18 Feb 2021 | Alex Nichol * 1 Prafulla Dhariwal * 1
This paper presents improvements to Denoising Diffusion Probabilistic Models (DDPMs), showing that they can achieve competitive log-likelihoods while maintaining high sample quality. The authors demonstrate that learning variances of the reverse diffusion process allows sampling with fewer forward passes, which is important for practical deployment. They also compare DDPMs and GANs in terms of distribution coverage and find that diffusion models cover a larger portion of the target distribution. The study shows that sample quality and likelihood scale smoothly with model capacity and training compute, making DDPMs easily scalable. The authors release their code at https://github.com/openai/improved-diffusion.

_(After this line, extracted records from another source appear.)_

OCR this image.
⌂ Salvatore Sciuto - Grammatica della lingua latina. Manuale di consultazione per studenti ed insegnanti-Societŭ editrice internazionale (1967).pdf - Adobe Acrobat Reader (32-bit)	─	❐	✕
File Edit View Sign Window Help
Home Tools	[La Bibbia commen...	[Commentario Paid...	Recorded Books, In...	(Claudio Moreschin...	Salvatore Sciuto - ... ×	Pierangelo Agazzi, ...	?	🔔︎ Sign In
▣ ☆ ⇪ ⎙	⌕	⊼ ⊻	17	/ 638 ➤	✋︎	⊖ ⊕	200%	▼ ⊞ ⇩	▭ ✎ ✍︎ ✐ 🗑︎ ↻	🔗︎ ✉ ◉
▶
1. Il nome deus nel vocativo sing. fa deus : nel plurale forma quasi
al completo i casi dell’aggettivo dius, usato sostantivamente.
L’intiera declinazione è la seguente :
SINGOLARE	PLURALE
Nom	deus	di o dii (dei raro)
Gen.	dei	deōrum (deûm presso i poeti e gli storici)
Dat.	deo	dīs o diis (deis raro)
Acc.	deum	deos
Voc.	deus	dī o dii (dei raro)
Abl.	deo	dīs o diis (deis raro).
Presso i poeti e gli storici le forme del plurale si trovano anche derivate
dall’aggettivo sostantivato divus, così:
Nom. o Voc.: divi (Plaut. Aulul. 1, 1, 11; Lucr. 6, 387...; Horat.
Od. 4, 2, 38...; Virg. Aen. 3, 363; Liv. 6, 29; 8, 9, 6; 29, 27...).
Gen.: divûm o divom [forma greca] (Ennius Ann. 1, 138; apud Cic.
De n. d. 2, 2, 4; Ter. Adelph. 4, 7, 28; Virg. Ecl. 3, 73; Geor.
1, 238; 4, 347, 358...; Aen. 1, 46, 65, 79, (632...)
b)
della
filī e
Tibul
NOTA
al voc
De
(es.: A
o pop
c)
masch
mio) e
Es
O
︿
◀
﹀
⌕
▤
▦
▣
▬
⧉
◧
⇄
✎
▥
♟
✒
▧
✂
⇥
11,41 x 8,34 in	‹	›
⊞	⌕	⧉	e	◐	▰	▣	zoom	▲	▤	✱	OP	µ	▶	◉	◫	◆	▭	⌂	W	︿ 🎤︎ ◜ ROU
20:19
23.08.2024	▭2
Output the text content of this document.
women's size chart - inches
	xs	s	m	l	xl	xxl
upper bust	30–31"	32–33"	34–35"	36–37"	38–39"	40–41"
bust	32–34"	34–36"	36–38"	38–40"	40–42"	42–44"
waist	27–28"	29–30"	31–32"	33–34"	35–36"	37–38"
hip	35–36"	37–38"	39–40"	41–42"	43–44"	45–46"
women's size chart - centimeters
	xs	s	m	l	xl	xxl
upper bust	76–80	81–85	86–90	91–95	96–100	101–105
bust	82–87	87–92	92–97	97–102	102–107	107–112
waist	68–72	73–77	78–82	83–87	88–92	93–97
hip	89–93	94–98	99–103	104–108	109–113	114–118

The paper introduces a hybrid objective that combines the variational lower-bound (VLB) with a simplified objective from Ho et al. (2020), which leads to better log-likelihoods and reduces gradient noise. They also propose a cosine noise schedule that improves sample quality compared to the linear schedule used in previous work. The authors find that using a cosine schedule allows for faster sampling with fewer diffusion steps while maintaining high sample quality. They also show that the hybrid objective outperforms the VLB objective in terms of log-likelihood, while maintaining similar FID scores.
The paper also explores the scalability of DDPMs with increasing model size and training compute, finding that performance improves predictably as training compute increases. The authors compare their results to other likelihood-based models and find that DDPMs are competitive with the best conventional methods in terms of log-likelihood. They also show that DDPMs can match the sample quality of GANs while achieving better mode coverage as measured by recall.
The paper concludes that DDPMs are a promising direction for future research, as they combine good log-likelihoods, high-quality samples, and reasonably fast sampling with a well-grounded, stationary training objective that scales easily with training compute.This paper presents improvements to Denoising Diffusion Probabilistic Models (DDPMs), showing that they can achieve competitive log-likelihoods while maintaining high sample quality. The authors demonstrate that learning variances of the reverse diffusion process allows sampling with fewer forward passes, which is important for practical deployment. They also compare DDPMs and GANs in terms of distribution coverage and find that diffusion models cover a larger portion of the target distribution. The study shows that sample quality and likelihood scale smoothly with model capacity and training compute, making DDPMs easily scalable. The authors release their code at https://github.com/openai/improved-diffusion.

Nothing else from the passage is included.